Said Halim Paşa’ya göre, İslam Medeniyetini oluşturan toplumlarda siyasal ve toplumsal alanlarda statü belirlenmesi, ferdin kişisel kabiliyetlerine bağlı olduğu için; üst, orta ve alt sınıf yapılanması vardır. Toplumda farklı meziyetlere sahip olan fertler, kendi meziyetleriyle orantılı olarak hak ettikleri siyasal ve toplumsal statüyü kazanabilirler. Bu statüler, siyasal sistem tarafından bağışlanan haklara göre değil, toplumdaki her ferdin kendi kişisel yeteneklerine göre belirlenmektedir. Bu yüzden bu toplumların, siyasal ve toplumsal düzenlerinde aristokrat ve demokrat unsurlara kendilerine göre belirli bir anlam yükledikleri görülmektedir. Sözü edilen toplumlarda İnsanın uymakla yükümlü olduğu değerler olan ahlak, adalet, dayanışma gibi ilkeler ışığında elde edilecek statülerde demokrat, bu statüleri sunan devlet ve topluma itaat, kanunlara saygı, ananelere bağlılık vb. durumlarda da aristokrat anlayışın geçerliliğine rastlanmaktadır.339

337 Said Halim Paşa, “İslam’da Teşkilat-ı Siyasiyye”, Sebîlürreşâd, c. 20, S. 499, s. 50. 338 Said Halim Paşa, Buhranlarımız, s. 20.

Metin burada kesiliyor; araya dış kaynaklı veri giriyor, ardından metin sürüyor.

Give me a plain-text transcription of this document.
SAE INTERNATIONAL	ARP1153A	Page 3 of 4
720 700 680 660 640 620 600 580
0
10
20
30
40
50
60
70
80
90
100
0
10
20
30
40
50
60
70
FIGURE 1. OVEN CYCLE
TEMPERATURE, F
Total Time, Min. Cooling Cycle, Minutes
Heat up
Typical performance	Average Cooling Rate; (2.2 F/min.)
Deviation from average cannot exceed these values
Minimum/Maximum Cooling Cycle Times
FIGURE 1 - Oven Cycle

Said Halim Paşa’ya göre; Batı toplumları, İslam Medeniyetinin siyasal ve toplumsal düzende kendi dokusuna göre geliştirmiş olduğu demokrasi ve aristokrasi anlayışını da içinde barındıran bir idare sitemine ulaşmanın yollarını aramaktadır. Hâlâ bu yapılanmayı tam olarak kendi iç bünyesinde sağlayamamış, karşılaşılan sorunlara günü birlik çözümler sunan Batılı toplumların sahip olduğu siyasal ve toplumsal düzenin mükemmel olduğunu düşünmek ve bu alanlardaki uygulamaları birebir taklit etmeye kalkışmak, düşülebilecek en büyük gaflettir. Aynı zamanda söz konusu uygulamalar, Batı Medeniyetinin bugünkü durumunun sebepleri değil, sonuçlarıdır. Kendi bünyesinde demokrasi ve aristokrasi sisteminin dengesini kurmuş olan İslam Devletlerinde özelliklede Osmanlı Devleti’nde bu alanda yapılacak önemli değişikliklerin, toplumda büyük bir kaos ortamının meydana gelmesine sebep olması mümkündür. Zira toplumun önem verdiği ve topluma faydalı olan elit sınıfı kişisel yeteneklerine göre belirleyen toplumsal değerlerin, demokrasi sisteminde korunması ve yaşatılması güçtür. Aynı zamanda İslam Medeniyeti’nde farklı sınıf seviyelerine mensup bireylerin farklı siyasal hakları bulunmadığı için, seçkin sınıf ve halk, aynı haklara sahiptir ve aynı haklardan mahrumdur. Bu durum, İslam toplumlarında veya Osmanlı’da siyasal sistemin yeniden yapılandırılması için, Batı toplumlarında verilen mücadelenin bir benzerinin verilmesi gerektiği düşüncesini tutarsız kılmaktadır.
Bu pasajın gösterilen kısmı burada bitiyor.